Pay, workload and ventilation in schools among issues to be discussed at NASUWT conference
PAY, workload and ventilation in schools will be among the issues due to be discussed at a teaching union conference in Belfast this weekend.
Also high up on the agenda at the NASUWT event will be the worsening industrial relations between the teaching workforce and the Department of Education and employers.
The annual conference, which takes place at Stormont Hotel tomorrow, will see members debate a wide range of issues facing the profession, particularly over the past two years during the Covid-19 pandemic.
Motions due to be discussed include issues affecting the pay and workload of members, teaching hours, curriculum reform, safety and the use and abuse of technology.
Debate on the motions will take place throughout the conference tomorrow, which took place virtually last year due to the pandemic.
NASUWT general secretary Dr Patrick Roach and the union's Northern Ireland president Shaunagh Lambe, a primary school teacher from St Mary's PS in Dunamore, will speak to delegates at the conference.
Dr Roach said it is time for ministers to listen to the concerns of union members and begin "investing in teachers".
"Our members have been working tirelessly to help children's educational recovery as the pandemic continues," he said.
"Amid the deep uncertainty teachers continue to support children and once again rise to the challenge.
"Day in, day out, they are rising to the challenge, putting themselves on the line to secure the future of Northern Ireland's children.

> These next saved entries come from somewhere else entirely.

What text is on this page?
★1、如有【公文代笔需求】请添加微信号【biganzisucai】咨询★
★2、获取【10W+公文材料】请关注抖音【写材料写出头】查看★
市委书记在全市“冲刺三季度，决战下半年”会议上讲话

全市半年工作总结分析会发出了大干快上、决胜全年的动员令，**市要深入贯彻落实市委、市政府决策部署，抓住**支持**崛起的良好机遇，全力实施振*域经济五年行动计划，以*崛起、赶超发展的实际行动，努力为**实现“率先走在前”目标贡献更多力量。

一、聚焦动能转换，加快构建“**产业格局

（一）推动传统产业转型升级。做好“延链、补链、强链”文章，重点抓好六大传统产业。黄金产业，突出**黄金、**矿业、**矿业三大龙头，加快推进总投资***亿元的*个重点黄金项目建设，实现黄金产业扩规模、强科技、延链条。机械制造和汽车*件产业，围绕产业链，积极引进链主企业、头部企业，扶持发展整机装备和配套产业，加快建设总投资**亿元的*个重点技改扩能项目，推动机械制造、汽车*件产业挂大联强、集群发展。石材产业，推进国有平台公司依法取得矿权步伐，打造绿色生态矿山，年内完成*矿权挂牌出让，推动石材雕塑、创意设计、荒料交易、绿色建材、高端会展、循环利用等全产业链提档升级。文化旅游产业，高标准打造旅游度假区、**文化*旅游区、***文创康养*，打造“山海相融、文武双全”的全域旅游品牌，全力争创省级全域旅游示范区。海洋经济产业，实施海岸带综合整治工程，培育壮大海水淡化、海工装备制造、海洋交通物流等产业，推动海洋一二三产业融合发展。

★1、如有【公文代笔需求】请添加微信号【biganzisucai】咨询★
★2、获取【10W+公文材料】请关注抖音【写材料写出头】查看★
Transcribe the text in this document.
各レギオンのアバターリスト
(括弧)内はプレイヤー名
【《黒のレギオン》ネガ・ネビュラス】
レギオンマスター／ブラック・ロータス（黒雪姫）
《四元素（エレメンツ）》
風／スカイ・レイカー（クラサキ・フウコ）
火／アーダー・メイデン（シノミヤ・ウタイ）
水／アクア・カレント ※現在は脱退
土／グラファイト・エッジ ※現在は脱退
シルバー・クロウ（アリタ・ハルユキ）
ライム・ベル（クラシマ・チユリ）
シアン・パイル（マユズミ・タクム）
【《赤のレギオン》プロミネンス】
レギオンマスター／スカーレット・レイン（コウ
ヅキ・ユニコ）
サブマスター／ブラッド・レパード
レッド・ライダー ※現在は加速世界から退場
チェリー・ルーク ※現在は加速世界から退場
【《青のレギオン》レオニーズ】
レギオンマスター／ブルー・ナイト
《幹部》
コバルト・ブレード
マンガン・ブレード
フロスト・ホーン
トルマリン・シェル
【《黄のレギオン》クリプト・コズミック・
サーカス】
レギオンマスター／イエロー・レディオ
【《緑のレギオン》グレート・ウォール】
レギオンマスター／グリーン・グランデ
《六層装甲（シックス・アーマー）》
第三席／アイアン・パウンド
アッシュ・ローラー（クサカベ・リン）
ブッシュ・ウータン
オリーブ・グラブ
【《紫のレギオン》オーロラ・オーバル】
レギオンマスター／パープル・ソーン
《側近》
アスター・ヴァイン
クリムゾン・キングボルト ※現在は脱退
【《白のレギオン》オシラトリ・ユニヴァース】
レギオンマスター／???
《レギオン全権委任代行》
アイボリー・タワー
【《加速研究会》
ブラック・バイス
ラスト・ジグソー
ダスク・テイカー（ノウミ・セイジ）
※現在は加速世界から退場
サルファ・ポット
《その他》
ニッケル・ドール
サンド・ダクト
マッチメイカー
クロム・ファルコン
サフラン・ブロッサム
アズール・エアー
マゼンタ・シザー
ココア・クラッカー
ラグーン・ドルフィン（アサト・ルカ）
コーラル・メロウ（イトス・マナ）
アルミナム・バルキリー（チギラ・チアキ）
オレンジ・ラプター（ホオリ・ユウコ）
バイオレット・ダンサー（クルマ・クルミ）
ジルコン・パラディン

"Recruiting and retaining skilled and committed teachers, addressing the teacher morale crisis and improving the quality of teachers' working conditions are essential to delivering the best outcomes for all pupils.
"It is time for ministers to demonstrate that they are listening to the concerns of teachers by acting on our members' concerns and investing in teachers."
Justin McCamphill, NASUWT National Official for Northern Ireland, also said that "members from across Northern Ireland will be sharing their experiences of providing high-quality education under the continued sustained and enormous pressure during the pandemic".
"The profession has risen to the challenge and will face the future knowing they are a vital part of the recovery of society in Northern Ireland," he said.